Jaime “PokerStaples” Staples is the future of poker.
That’s what it feels like anyways as Staples and fellow Twitch.tv streamers like Jason “Jcarver” Somerville have given the poker industry a giant adrenaline shot in the arm with their insightful and entertaining live broadcasts of online poker.
It’s a form of content that didn’t exist five years ago but these days millions of viewers are logging in, some of them to watch online poker for the very first time.
“I was surprised at the beginning but now I think it’s going to continue to grow,” said Staples while on break from the 2015 WSOP Main Event.
“It just works really well for the format.
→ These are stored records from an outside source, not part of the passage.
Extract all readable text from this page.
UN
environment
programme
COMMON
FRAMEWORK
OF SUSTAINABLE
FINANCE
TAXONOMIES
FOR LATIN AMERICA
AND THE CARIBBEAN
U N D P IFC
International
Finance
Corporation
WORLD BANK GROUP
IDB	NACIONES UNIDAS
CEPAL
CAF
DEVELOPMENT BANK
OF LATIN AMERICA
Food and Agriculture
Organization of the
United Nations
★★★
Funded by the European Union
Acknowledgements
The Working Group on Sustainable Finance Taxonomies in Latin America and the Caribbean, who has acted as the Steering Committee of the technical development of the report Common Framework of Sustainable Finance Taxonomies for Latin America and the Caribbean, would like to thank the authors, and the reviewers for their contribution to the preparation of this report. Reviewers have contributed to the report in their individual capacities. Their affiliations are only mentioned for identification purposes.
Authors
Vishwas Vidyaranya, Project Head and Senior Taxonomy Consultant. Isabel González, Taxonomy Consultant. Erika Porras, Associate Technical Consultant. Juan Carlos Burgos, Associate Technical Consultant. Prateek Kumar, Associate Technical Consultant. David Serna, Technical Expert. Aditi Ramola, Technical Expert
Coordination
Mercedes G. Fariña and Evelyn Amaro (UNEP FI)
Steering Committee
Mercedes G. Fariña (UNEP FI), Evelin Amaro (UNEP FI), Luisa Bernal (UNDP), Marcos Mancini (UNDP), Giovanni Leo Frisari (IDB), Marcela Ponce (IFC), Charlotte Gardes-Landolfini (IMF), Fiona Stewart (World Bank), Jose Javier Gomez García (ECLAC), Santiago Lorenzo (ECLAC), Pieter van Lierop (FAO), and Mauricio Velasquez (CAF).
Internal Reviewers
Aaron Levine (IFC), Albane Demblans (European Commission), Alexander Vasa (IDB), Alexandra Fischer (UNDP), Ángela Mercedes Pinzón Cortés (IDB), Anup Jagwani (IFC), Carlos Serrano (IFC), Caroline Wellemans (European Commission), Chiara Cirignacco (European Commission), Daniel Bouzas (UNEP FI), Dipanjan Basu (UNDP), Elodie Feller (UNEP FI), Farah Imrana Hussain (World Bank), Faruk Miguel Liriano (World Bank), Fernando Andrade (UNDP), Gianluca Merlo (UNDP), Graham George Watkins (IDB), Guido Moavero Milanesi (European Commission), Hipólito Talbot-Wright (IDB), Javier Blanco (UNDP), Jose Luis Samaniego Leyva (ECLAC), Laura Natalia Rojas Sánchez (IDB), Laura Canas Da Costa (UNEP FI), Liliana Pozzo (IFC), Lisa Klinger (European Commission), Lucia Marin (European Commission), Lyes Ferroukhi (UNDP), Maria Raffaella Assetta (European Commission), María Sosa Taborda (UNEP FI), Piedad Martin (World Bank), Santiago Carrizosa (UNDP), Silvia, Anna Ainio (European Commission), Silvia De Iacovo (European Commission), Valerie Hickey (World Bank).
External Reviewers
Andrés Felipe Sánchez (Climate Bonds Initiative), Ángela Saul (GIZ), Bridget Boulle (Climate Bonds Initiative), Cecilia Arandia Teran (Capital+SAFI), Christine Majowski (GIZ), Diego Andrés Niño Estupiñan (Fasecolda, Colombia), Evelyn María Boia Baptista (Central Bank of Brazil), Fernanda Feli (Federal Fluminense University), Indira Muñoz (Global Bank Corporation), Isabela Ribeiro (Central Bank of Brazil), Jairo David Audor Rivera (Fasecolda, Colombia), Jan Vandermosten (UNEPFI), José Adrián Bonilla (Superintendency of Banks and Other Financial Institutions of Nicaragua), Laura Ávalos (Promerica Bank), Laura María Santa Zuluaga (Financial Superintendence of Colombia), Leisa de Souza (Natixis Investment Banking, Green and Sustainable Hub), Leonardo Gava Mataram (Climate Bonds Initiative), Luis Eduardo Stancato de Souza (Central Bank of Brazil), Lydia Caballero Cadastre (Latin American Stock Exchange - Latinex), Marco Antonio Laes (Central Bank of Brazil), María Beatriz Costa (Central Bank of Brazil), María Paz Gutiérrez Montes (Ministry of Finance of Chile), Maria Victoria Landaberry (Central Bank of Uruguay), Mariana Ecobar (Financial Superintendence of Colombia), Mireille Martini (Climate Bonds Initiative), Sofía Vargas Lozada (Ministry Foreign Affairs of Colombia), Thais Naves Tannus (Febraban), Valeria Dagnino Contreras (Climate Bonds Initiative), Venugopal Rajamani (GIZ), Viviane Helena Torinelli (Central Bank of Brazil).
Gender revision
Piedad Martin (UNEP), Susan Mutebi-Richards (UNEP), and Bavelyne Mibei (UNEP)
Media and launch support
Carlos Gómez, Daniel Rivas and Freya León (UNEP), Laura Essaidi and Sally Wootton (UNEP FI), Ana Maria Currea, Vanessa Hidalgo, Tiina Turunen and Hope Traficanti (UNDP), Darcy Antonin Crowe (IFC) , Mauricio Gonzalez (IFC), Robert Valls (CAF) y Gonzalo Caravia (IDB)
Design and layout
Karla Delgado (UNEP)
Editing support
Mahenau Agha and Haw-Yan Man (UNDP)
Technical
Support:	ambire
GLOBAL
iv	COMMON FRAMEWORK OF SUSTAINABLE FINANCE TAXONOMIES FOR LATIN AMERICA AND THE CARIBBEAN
It shines a human face on online poker, which is something that was needed.”
The everyman quality of Staples feels eerily similar to Chris Moneymaker who kick-started the poker boom in 2003 by winning the WSOP Main Event for $2.5m after qualifying via a $39 online satellite.
Staples: Online Poker Needs Fans
Jaime "PokerStaples" Staples
Staples believes that online poker needs fans and Twitch.tv is able to bring them in a more dynamic way than was ever possible before.
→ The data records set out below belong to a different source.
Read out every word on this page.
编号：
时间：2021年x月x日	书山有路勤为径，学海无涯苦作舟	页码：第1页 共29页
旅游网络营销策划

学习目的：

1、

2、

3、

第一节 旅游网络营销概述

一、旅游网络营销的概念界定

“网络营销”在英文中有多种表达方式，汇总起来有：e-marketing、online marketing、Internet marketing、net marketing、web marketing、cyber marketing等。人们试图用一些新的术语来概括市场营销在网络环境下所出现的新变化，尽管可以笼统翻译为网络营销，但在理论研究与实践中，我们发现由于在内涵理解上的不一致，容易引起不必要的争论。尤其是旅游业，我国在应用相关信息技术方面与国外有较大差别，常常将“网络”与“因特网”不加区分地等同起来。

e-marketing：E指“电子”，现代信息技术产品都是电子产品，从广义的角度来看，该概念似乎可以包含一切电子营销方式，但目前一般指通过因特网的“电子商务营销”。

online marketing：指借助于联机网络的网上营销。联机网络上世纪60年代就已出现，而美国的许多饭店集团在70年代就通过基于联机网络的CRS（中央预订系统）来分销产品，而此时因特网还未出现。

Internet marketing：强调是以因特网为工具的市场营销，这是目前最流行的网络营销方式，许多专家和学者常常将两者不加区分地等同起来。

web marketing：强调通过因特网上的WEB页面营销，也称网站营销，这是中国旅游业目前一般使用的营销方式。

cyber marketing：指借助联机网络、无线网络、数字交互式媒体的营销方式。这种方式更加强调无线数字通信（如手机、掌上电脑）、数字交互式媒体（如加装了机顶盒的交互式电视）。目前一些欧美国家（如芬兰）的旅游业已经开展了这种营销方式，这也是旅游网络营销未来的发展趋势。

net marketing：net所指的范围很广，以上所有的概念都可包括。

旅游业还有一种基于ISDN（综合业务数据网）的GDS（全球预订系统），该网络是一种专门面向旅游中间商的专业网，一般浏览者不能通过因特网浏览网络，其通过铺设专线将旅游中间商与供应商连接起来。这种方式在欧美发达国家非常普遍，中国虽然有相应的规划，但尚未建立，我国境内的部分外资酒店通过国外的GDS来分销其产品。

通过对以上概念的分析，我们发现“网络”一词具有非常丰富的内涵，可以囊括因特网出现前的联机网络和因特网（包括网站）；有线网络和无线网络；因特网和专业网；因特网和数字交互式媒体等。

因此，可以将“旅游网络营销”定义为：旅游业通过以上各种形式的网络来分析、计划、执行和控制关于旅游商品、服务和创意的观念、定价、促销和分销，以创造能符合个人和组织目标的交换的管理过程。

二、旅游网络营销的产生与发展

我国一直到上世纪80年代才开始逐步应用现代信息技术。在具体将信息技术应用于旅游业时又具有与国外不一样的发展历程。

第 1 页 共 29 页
“It’s a very positive community,” he said.
Prior to Staples and Somerville’s streams Twitch.tv was known more for video games than online poker.
The lines between video games and online poker has gotten very blurred, however, as numerous video game players have been crossing over into poker via Twitch.tv.
Twitch.tv has also allowed relatively low-stakes players like Staples to gain notoriety in the poker world despite the fact he hails from the far north in Lethbridge, Alberta.
While living in a city with a population of just 83,000, Staples has single-handedly beamed his stream to into the homes of poker players around the world.
From Lethbridge, Alberta to Las Vegas
The Godfather of Twitch.tv poker Jason Somerville
Amazingly Staples has been streaming little more than a year.
“I saw Jason Somerville’s stream and then I saw a post on a forum by Scott Ball, who runs the poker community on Twitch.tv, and I was like, ‘I kind of want to do this,’” he said.
“It synched up with me going full-time poker pro so I gave it a go and people seemed to like it so I kept doing it.”
At first it was a challenge for Staples acts somewhat like a radio personality while actually playing real-money online poker.
“I was super self conscious about speaking and my game,” he said. “I took a leap of faith and got over the scariness in the beginning.”
Fortunately Staples got some positive feedback, which isn’t a given on Twitch.tv, and started to improve.
“My poker game has gotten better because when I’m broadcasting I’m talking about what I’m doing and why and when there’s a spot where I’m not exactly sure what to say I know I have to work on that part of my game.
“It’s a learning process but it’s been quite helpful.”
PokerStars Gets Involved with Twitch.tv
Jaime Staples streaming
The Twitch.tv revolution has not gone unnoticed by poker giants like PokerStars, which signed Somerville to Team PokerStars Pro and worked out a deal with Staples to become a sponsored friend of the company.
Staples has literally lived the poker dream this summer by playing WSOP events while rubbing shoulders with poker legends like Chris Moneymaker and Bertrand “ElkY” Grospellier.
When it comes to Twitch.tv, however, Staples is the one teaching the various poker stars. He regularly gets approached by poker fans who follow him on Twitch.tv.
“I’ve been having a great time,” said “Honestly just meeting the people that I interact with day in and day out on Twitch.tv has been the best part.”
There are times when it does feel a little strange to Staples though.
“I’ve realized that I am 'that guy' to a certain selection of people,” he said.
“It’s awesome to meet them. At the same time it’s a weird feeling. You lose a little bit of humanity going through that process but it’s cool to put some faces to names for sure.”
Staples: Twitch.tv Poker is Just Getting Bigger
Even Chris Moneymaker is streaming these days.
Staples doesn’t believe the relationship between Twitch.tv and poker will be slowing down any time soon.
“I think we’re going to see more big money move into the space,” he said.
“You’re going to continue to see PokerStars sponsor streamers — like they did with me — and some live poker shows are going to move into the space. I think we’ll see more people giving it a go as well. I mean it’s free to try. If you’re a grinder you can just fire it up.”
Staples has learned a lot about the Twitch.tv process and had a few pieces of advice for people just getting into streaming. His first suggestion was to just fire it up and start streaming because that’s often the hardest part for people.
“I think consistency is important in that people know when you’re gong to be on so they can plan around it,” he said.
“Also be honest about it. The best thing about Twitch is that it’s actually reality. It’s not 'produced' reality. This is actually my life. Be yourself and I think people will dig that.”
At this point the only thing missing from Staples extraordinary summer is a deep run in a World Series of Poker tournament.
“Maybe I’ll make the November Nine,” joked Staples.